6 months + 200 technology and finance leaders from 30 countries = four scenarios of branchless banking for poor people in 2020.

In 2009, CGAP and DFID talked with over 200 technology and finance leaders from 30 countries to determine how branchless banking, including mobile banking, might look in the year 2020. The work culminated in the CGAP/DFID Branchless Banking Scenarios 2020 Focus Note. A video discussion with the authors and some of the leaders in mobile and branchless banking was held in Washington in December; you can watch the archived video here. To help frame the scenarios process, we identified four forces and four uncertainties that are shaping the industry.

Force 3. Crime of various types will continue to rise.

The risk and cost of cash crime is an important force on the demand side—driving customer adoption of electronic forms of payment—as well as affecting the business case of providers. Crime varies greatly in its manifestations and incidence across countries. Two types are especially germane to this analysis:

  • Cash crime, where individuals or institutions (such as banks or merchants) who are known to carry cash are vulnerable to robbery
  • E-crime, where new forms of crime target electronic delivery channels

Cash crime drives up the cost of holding cash (which is often perceived to be “free” by consumers) relative to other alternatives. In Kenya, for example, the cost of insuring cash and transporting it has risen materially in recent years, in part due to central bank regulations mandating increased security after a series of highprofile armored car robberies.
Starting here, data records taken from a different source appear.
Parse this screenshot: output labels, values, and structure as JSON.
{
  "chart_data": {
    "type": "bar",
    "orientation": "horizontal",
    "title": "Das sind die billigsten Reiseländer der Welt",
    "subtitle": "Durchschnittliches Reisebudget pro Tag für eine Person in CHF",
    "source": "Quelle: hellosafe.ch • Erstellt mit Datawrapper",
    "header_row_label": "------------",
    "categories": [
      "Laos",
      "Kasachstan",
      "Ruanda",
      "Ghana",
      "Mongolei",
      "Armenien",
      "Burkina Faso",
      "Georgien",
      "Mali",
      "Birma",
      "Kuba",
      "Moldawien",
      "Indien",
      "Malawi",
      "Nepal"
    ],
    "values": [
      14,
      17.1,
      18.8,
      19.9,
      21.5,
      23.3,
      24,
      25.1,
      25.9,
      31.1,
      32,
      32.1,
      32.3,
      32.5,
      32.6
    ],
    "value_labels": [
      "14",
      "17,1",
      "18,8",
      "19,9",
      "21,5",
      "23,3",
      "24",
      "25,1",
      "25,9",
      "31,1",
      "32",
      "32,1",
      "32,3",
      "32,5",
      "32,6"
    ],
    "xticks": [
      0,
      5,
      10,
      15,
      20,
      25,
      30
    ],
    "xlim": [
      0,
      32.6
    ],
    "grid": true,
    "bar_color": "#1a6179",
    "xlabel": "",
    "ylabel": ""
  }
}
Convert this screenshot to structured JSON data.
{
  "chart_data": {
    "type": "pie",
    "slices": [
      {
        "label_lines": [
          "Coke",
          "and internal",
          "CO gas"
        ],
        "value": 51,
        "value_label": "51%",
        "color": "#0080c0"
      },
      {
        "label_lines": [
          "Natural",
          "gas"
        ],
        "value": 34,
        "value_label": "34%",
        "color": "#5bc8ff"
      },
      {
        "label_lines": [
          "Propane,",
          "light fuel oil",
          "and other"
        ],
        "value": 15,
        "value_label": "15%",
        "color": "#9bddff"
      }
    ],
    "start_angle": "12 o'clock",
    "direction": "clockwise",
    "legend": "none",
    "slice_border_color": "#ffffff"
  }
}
However, while robberies are still the most visible form of crime, looking ahead, emerging forms of e-crime are at least as worrying to providers and increasingly to consumers. The spread of e-commerce has opened new opportunities for criminals, enabling fraud to be committed more quickly, at larger scale, and across borders.

Branchless banking in developing countries is at the very early stage of experiencing e-crime, simply because the amount of usage has not warranted the attention of syndicated criminals who have the resources to make this more than a nuisance to the system as a whole. However, as usage grows, so too will e-crime.

Senior managers of branchless banking schemes interviewed as part of this project displayed a keen sensitivity to the threat of crime, particularly if a massive single episode or a chronic condition of fraud and threat led to loss of consumer trust. One interviewee described it as “the nightmare scenario,” and the only thing they could imagine derailing the growth of mobile financial services.